This guest list is getting more political than the Oscars.
I’m staring at a guest list with over 40 people on it.
It feels endless.
Like an Oscars after-party out of control.
And it needs to be culled. Sliced and diced. To 10.
Ten little boys who will win the golden ticket to my son’s 7th birthday party.
It’s a task I am finding completely beyond me.
I am not exaggerating here. Finishing my tax return is looking like a giddy fest of fun in comparison to culling that list.
The problem is that there are just so many people to invite. When you get past family and cousins and classmates there are the soccer team friends, the neighbours, the kids in French class.
Last year’s kinder friends. The boys in year 2 he plays with before school.
The older brothers, the younger siblings.
We drew up the list together.
And then we drew up another list.
And then another.
It seems his “best friends” seem to be on a rotating basis at the moment.
How did it get so out of control?
When I was a child birthday parties were something that happened every second year or so.
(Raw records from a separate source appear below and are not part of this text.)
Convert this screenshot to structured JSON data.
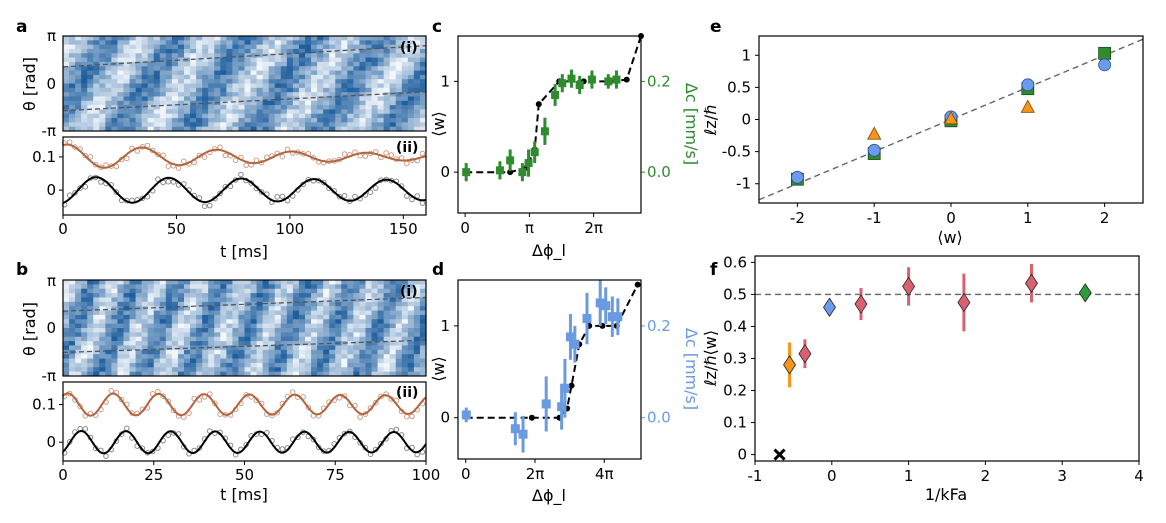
{
  "panels": {
    "a": {
      "letter": "a"
    },
    "b": {
      "letter": "b"
    },
    "c": {
      "letter": "c"
    },
    "d": {
      "letter": "d"
    },
    "e": {
      "letter": "e"
    },
    "f": {
      "letter": "f"
    }
  },
  "colors": {
    "heat_light": "#f3f7fc",
    "heat_dark": "#1f5f9e",
    "orange_trace": "#b3653f",
    "black_trace": "#000000",
    "green": "#2e8b2e",
    "lightblue": "#6a9be0",
    "pink": "#d9606e",
    "orange": "#f7941d",
    "circle_blue": "#6b9bef",
    "diamond_blue": "#6b9bef",
    "diamond_green": "#2e9b3a"
  },
  "chart_data": [
    {
      "id": "a_i",
      "type": "heatmap",
      "sublabel": "(i)",
      "ylabel": "θ [rad]",
      "yticks": [
        "π",
        "0",
        "-π"
      ],
      "ylim": [
        -3.1416,
        3.1416
      ],
      "xlim": [
        0,
        160
      ],
      "guide_lines": [
        {
          "t": [
            0,
            160
          ],
          "theta": [
            1.1,
            2.5
          ]
        },
        {
          "t": [
            0,
            160
          ],
          "theta": [
            -1.8,
            -0.55
          ]
        }
      ],
      "stripe_period_ms": 30
    },
    {
      "id": "a_ii",
      "type": "line",
      "sublabel": "(ii)",
      "xlabel": "t [ms]",
      "xlim": [
        0,
        160
      ],
      "xticks": [
        0,
        50,
        100,
        150
      ],
      "ylim": [
        -0.075,
        0.16
      ],
      "yticks": [
        0,
        0.1
      ],
      "series": [
        {
          "color_key": "orange_trace",
          "offset": 0.1,
          "amp": 0.038,
          "period_ms": 33,
          "decay_ms": 120,
          "phase": 1.2
        },
        {
          "color_key": "black_trace",
          "offset": 0.0,
          "amp": 0.04,
          "period_ms": 32,
          "decay_ms": 600,
          "phase": -1.3
        }
      ]
    },
    {
      "id": "b_i",
      "type": "heatmap",
      "sublabel": "(i)",
      "ylabel": "θ [rad]",
      "yticks": [
        "π",
        "0",
        "-π"
      ],
      "ylim": [
        -3.1416,
        3.1416
      ],
      "xlim": [
        0,
        100
      ],
      "guide_lines": [
        {
          "t": [
            0,
            100
          ],
          "theta": [
            1.1,
            2.0
          ]
        },
        {
          "t": [
            0,
            100
          ],
          "theta": [
            -1.6,
            -0.8
          ]
        }
      ],
      "stripe_period_ms": 12
    },
    {
      "id": "b_ii",
      "type": "line",
      "sublabel": "(ii)",
      "xlabel": "t [ms]",
      "xlim": [
        0,
        100
      ],
      "xticks": [
        0,
        25,
        50,
        75,
        100
      ],
      "ylim": [
        -0.05,
        0.16
      ],
      "yticks": [
        0,
        0.1
      ],
      "series": [
        {
          "color_key": "orange_trace",
          "offset": 0.1,
          "amp": 0.03,
          "period_ms": 12.5,
          "decay_ms": 500,
          "phase": 0.9
        },
        {
          "color_key": "black_trace",
          "offset": 0.0,
          "amp": 0.03,
          "period_ms": 12.3,
          "decay_ms": 900,
          "phase": -1.0
        }
      ]
    },
    {
      "id": "c",
      "type": "scatter",
      "xlabel": "Δϕ_l",
      "ylabel": "⟨w⟩",
      "ylabel_right": "Δc [mm/s]",
      "xlim": [
        -0.35,
        8.6
      ],
      "ylim": [
        -0.45,
        1.5
      ],
      "xticks": [
        {
          "v": 0,
          "label": "0"
        },
        {
          "v": 3.1416,
          "label": "π"
        },
        {
          "v": 6.2832,
          "label": "2π"
        }
      ],
      "yticks": [
        0,
        1
      ],
      "right_yticks": [
        {
          "v": 0,
          "label": "0.0"
        },
        {
          "v": 1,
          "label": "0.2"
        }
      ],
      "winding": {
        "x": [
          0,
          1.2,
          2.2,
          3.0,
          3.4,
          3.6,
          4.6,
          5.8,
          7.1,
          7.9,
          8.6
        ],
        "y": [
          0,
          0,
          0,
          0.05,
          0.25,
          0.75,
          1.0,
          1.0,
          1.0,
          1.02,
          1.5
        ]
      },
      "velocity_points": [
        {
          "x": 0.05,
          "y": 0.0,
          "err": 0.1
        },
        {
          "x": 1.7,
          "y": 0.02,
          "err": 0.1
        },
        {
          "x": 2.2,
          "y": 0.13,
          "err": 0.12
        },
        {
          "x": 2.8,
          "y": 0.0,
          "err": 0.1
        },
        {
          "x": 3.1,
          "y": 0.1,
          "err": 0.15
        },
        {
          "x": 3.4,
          "y": 0.22,
          "err": 0.12
        },
        {
          "x": 3.9,
          "y": 0.45,
          "err": 0.15
        },
        {
          "x": 4.4,
          "y": 0.85,
          "err": 0.12
        },
        {
          "x": 4.75,
          "y": 0.98,
          "err": 0.1
        },
        {
          "x": 5.2,
          "y": 1.03,
          "err": 0.1
        },
        {
          "x": 5.6,
          "y": 0.96,
          "err": 0.1
        },
        {
          "x": 6.2,
          "y": 1.02,
          "err": 0.1
        },
        {
          "x": 7.0,
          "y": 1.0,
          "err": 0.08
        },
        {
          "x": 7.4,
          "y": 1.02,
          "err": 0.1
        }
      ],
      "velocity_color_key": "green"
    },
    {
      "id": "d",
      "type": "scatter",
      "xlabel": "Δϕ_l",
      "ylabel": "⟨w⟩",
      "ylabel_right": "Δc [mm/s]",
      "xlim": [
        -0.7,
        15.9
      ],
      "ylim": [
        -0.45,
        1.5
      ],
      "xticks": [
        {
          "v": 0,
          "label": "0"
        },
        {
          "v": 6.2832,
          "label": "2π"
        },
        {
          "v": 12.566,
          "label": "4π"
        }
      ],
      "yticks": [
        0,
        1
      ],
      "right_yticks": [
        {
          "v": 0,
          "label": "0.0"
        },
        {
          "v": 1,
          "label": "0.2"
        }
      ],
      "winding": {
        "x": [
          0,
          3,
          6,
          8.5,
          9.2,
          9.6,
          10.3,
          11.2,
          12.4,
          13.7,
          15.6
        ],
        "y": [
          0,
          0,
          0,
          0,
          0.1,
          0.35,
          0.8,
          1.0,
          1.0,
          1.0,
          1.45
        ]
      },
      "velocity_points": [
        {
          "x": 0.05,
          "y": 0.03,
          "err": 0.08
        },
        {
          "x": 4.5,
          "y": -0.12,
          "err": 0.18
        },
        {
          "x": 5.2,
          "y": -0.18,
          "err": 0.2
        },
        {
          "x": 7.3,
          "y": 0.15,
          "err": 0.3
        },
        {
          "x": 8.7,
          "y": 0.12,
          "err": 0.25
        },
        {
          "x": 9.0,
          "y": 0.32,
          "err": 0.32
        },
        {
          "x": 9.5,
          "y": 0.88,
          "err": 0.25
        },
        {
          "x": 9.9,
          "y": 0.8,
          "err": 0.2
        },
        {
          "x": 11.0,
          "y": 1.08,
          "err": 0.28
        },
        {
          "x": 12.2,
          "y": 1.25,
          "err": 0.25
        },
        {
          "x": 12.7,
          "y": 1.22,
          "err": 0.2
        },
        {
          "x": 13.3,
          "y": 1.1,
          "err": 0.22
        },
        {
          "x": 13.8,
          "y": 1.1,
          "err": 0.2
        }
      ],
      "velocity_color_key": "lightblue"
    },
    {
      "id": "e",
      "type": "scatter",
      "xlabel": "⟨w⟩",
      "ylabel": "ℓz/ℏ",
      "xlim": [
        -2.5,
        2.5
      ],
      "ylim": [
        -1.3,
        1.3
      ],
      "xticks": [
        -2,
        -1,
        0,
        1,
        2
      ],
      "yticks": [
        {
          "v": -1,
          "label": "-1"
        },
        {
          "v": -0.5,
          "label": "-0.5"
        },
        {
          "v": 0,
          "label": "0"
        },
        {
          "v": 0.5,
          "label": "0.5"
        },
        {
          "v": 1,
          "label": "1"
        }
      ],
      "reference_line": {
        "x": [
          -2.5,
          2.5
        ],
        "y": [
          -1.25,
          1.25
        ]
      },
      "points": [
        {
          "marker": "square",
          "color_key": "green",
          "x": -2,
          "y": -0.93
        },
        {
          "marker": "square",
          "color_key": "green",
          "x": -1,
          "y": -0.53
        },
        {
          "marker": "square",
          "color_key": "green",
          "x": 0,
          "y": -0.02
        },
        {
          "marker": "square",
          "color_key": "green",
          "x": 1,
          "y": 0.48
        },
        {
          "marker": "square",
          "color_key": "green",
          "x": 2,
          "y": 1.03
        },
        {
          "marker": "circle",
          "color_key": "circle_blue",
          "x": -2,
          "y": -0.9
        },
        {
          "marker": "circle",
          "color_key": "circle_blue",
          "x": -1,
          "y": -0.48
        },
        {
          "marker": "circle",
          "color_key": "circle_blue",
          "x": 0,
          "y": 0.04
        },
        {
          "marker": "circle",
          "color_key": "circle_blue",
          "x": 1,
          "y": 0.54
        },
        {
          "marker": "circle",
          "color_key": "circle_blue",
          "x": 2,
          "y": 0.85
        },
        {
          "marker": "triangle",
          "color_key": "orange",
          "x": -1,
          "y": -0.23
        },
        {
          "marker": "triangle",
          "color_key": "orange",
          "x": 0,
          "y": 0.01
        },
        {
          "marker": "triangle",
          "color_key": "orange",
          "x": 1,
          "y": 0.19
        }
      ]
    },
    {
      "id": "f",
      "type": "scatter",
      "xlabel": "1/kFa",
      "ylabel": "ℓz/ℏ⟨w⟩",
      "xlim": [
        -1,
        4
      ],
      "ylim": [
        -0.02,
        0.62
      ],
      "xticks": [
        -1,
        0,
        1,
        2,
        3,
        4
      ],
      "yticks": [
        {
          "v": 0,
          "label": "0"
        },
        {
          "v": 0.1,
          "label": "0.1"
        },
        {
          "v": 0.2,
          "label": "0.2"
        },
        {
          "v": 0.3,
          "label": "0.3"
        },
        {
          "v": 0.4,
          "label": "0.4"
        },
        {
          "v": 0.5,
          "label": "0.5"
        },
        {
          "v": 0.6,
          "label": "0.6"
        }
      ],
      "reference_line": {
        "x": [
          -1,
          4
        ],
        "y": [
          0.5,
          0.5
        ]
      },
      "points": [
        {
          "marker": "diamond",
          "color_key": "orange",
          "x": -0.55,
          "y": 0.28,
          "err": 0.07
        },
        {
          "marker": "diamond",
          "color_key": "pink",
          "x": -0.35,
          "y": 0.315,
          "err": 0.045
        },
        {
          "marker": "diamond",
          "color_key": "diamond_blue",
          "x": -0.03,
          "y": 0.46,
          "err": 0.02
        },
        {
          "marker": "diamond",
          "color_key": "pink",
          "x": 0.38,
          "y": 0.47,
          "err": 0.05
        },
        {
          "marker": "diamond",
          "color_key": "pink",
          "x": 1.0,
          "y": 0.525,
          "err": 0.06
        },
        {
          "marker": "diamond",
          "color_key": "pink",
          "x": 1.72,
          "y": 0.475,
          "err": 0.09
        },
        {
          "marker": "diamond",
          "color_key": "pink",
          "x": 2.6,
          "y": 0.535,
          "err": 0.06
        },
        {
          "marker": "diamond",
          "color_key": "diamond_green",
          "x": 3.3,
          "y": 0.505,
          "err": 0.01
        },
        {
          "marker": "cross",
          "color_key": "black_trace",
          "x": -0.68,
          "y": 0.0
        }
      ]
    }
  ]
}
They were small affairs with four or five friends. One year I even had the whole event in my bedroom.. pin the tail on the donkey on the back of the cupboard door, and chocolate crackles on the carpet.
This year my son wants to have a birthday party at a bowling alley. At first I leapt at the idea.
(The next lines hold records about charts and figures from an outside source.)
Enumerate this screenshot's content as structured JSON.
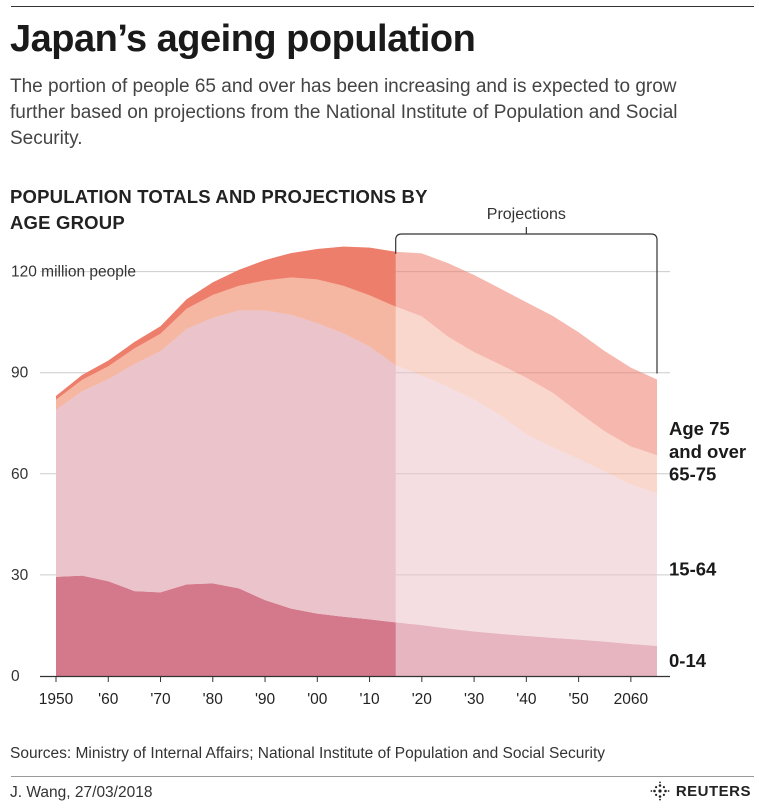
{
  "header": {
    "title": "Japan’s ageing population",
    "subtitle": "The portion of people 65 and over has been increasing and is expected to grow further based on projections from the National Institute of Population and Social Security."
  },
  "footer": {
    "sources": "Sources: Ministry of Internal Affairs; National Institute of Population and Social Security",
    "credit": "J. Wang,  27/03/2018",
    "logo_text": "REUTERS",
    "logo_icon": "reuters-logo-icon"
  },
  "colors": {
    "age_0_14": "#d4788c",
    "age_15_64": "#ebc3cb",
    "age_65_75": "#f6b7a2",
    "age_75_over": "#ee7e6c",
    "gridline": "#cccccc"
  },
  "chart_data": {
    "type": "area",
    "title": "POPULATION TOTALS AND PROJECTIONS BY AGE GROUP",
    "y_unit_label": "120 million people",
    "ylim": [
      0,
      128
    ],
    "xlim": [
      1950,
      2065
    ],
    "y_ticks": [
      {
        "value": 0,
        "label": "0"
      },
      {
        "value": 30,
        "label": "30"
      },
      {
        "value": 60,
        "label": "60"
      },
      {
        "value": 90,
        "label": "90"
      },
      {
        "value": 120,
        "label": "120 million people"
      }
    ],
    "x_ticks": [
      {
        "value": 1950,
        "label": "1950"
      },
      {
        "value": 1960,
        "label": "'60"
      },
      {
        "value": 1970,
        "label": "'70"
      },
      {
        "value": 1980,
        "label": "'80"
      },
      {
        "value": 1990,
        "label": "'90"
      },
      {
        "value": 2000,
        "label": "'00"
      },
      {
        "value": 2010,
        "label": "'10"
      },
      {
        "value": 2020,
        "label": "'20"
      },
      {
        "value": 2030,
        "label": "'30"
      },
      {
        "value": 2040,
        "label": "'40"
      },
      {
        "value": 2050,
        "label": "'50"
      },
      {
        "value": 2060,
        "label": "2060"
      }
    ],
    "stacked": true,
    "projection_start": 2015,
    "projection_label": "Projections",
    "x": [
      1950,
      1955,
      1960,
      1965,
      1970,
      1975,
      1980,
      1985,
      1990,
      1995,
      2000,
      2005,
      2010,
      2015,
      2020,
      2025,
      2030,
      2035,
      2040,
      2045,
      2050,
      2055,
      2060,
      2065
    ],
    "series": [
      {
        "name": "0-14",
        "values": [
          29.4,
          29.8,
          28.1,
          25.2,
          24.8,
          27.2,
          27.5,
          26.0,
          22.5,
          20.0,
          18.5,
          17.6,
          16.8,
          15.9,
          15.1,
          14.1,
          13.2,
          12.5,
          11.9,
          11.3,
          10.8,
          10.2,
          9.5,
          8.9
        ]
      },
      {
        "name": "15-64",
        "values": [
          49.6,
          54.7,
          60.0,
          67.4,
          71.6,
          75.8,
          78.8,
          82.5,
          86.0,
          87.2,
          86.2,
          84.1,
          81.0,
          76.3,
          74.1,
          71.7,
          68.8,
          64.9,
          59.8,
          56.6,
          53.6,
          50.4,
          47.3,
          45.3
        ]
      },
      {
        "name": "65-75",
        "values": [
          3.0,
          3.4,
          3.8,
          4.6,
          5.2,
          6.0,
          6.8,
          7.3,
          8.9,
          11.1,
          13.0,
          14.1,
          15.2,
          17.4,
          17.5,
          14.9,
          14.1,
          15.0,
          16.8,
          16.2,
          13.8,
          12.0,
          11.3,
          11.3
        ]
      },
      {
        "name": "Age 75 and over",
        "values": [
          1.1,
          1.4,
          1.7,
          1.9,
          2.2,
          2.8,
          3.7,
          4.7,
          6.0,
          7.2,
          9.0,
          11.6,
          14.1,
          16.3,
          18.7,
          21.8,
          22.9,
          22.6,
          22.4,
          22.8,
          23.8,
          23.8,
          23.4,
          22.5
        ]
      }
    ],
    "legend": [
      {
        "name": "Age 75 and over",
        "lines": [
          "Age 75",
          "and over"
        ]
      },
      {
        "name": "65-75",
        "lines": [
          "65-75"
        ]
      },
      {
        "name": "15-64",
        "lines": [
          "15-64"
        ]
      },
      {
        "name": "0-14",
        "lines": [
          "0-14"
        ]
      }
    ],
    "legend_position": "right (direct labels)",
    "grid": "horizontal"
  }
}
No mess, no baking, no sticky lollies shoved under the couch. No steamers strewn throughout the garden.
But the cost of these parties is out of control. So I have capped the numbers at 10.
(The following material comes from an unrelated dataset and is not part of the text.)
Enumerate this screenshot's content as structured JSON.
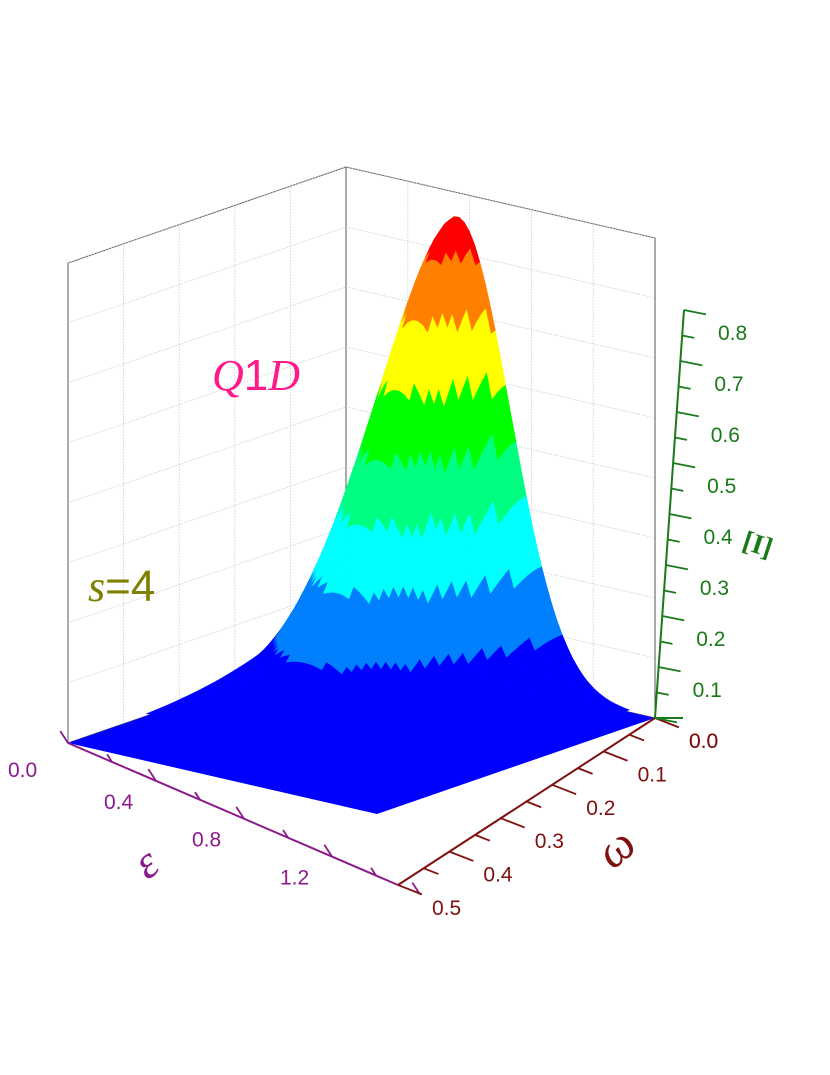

What I can’t figure out is how to work out whom to invite.
So many questions running through my mind as I stare at the list.
Those neighbourhood children who he plays with on a weekend, will they be offended if they aren’t invited?
Can I invite just one of the two twins in his soccer team?
If the boy down the road comes will he want to bring his big brother too?
And the reciprocal invitations. If you invited my child to your child’s party do we HAVE to return the favour?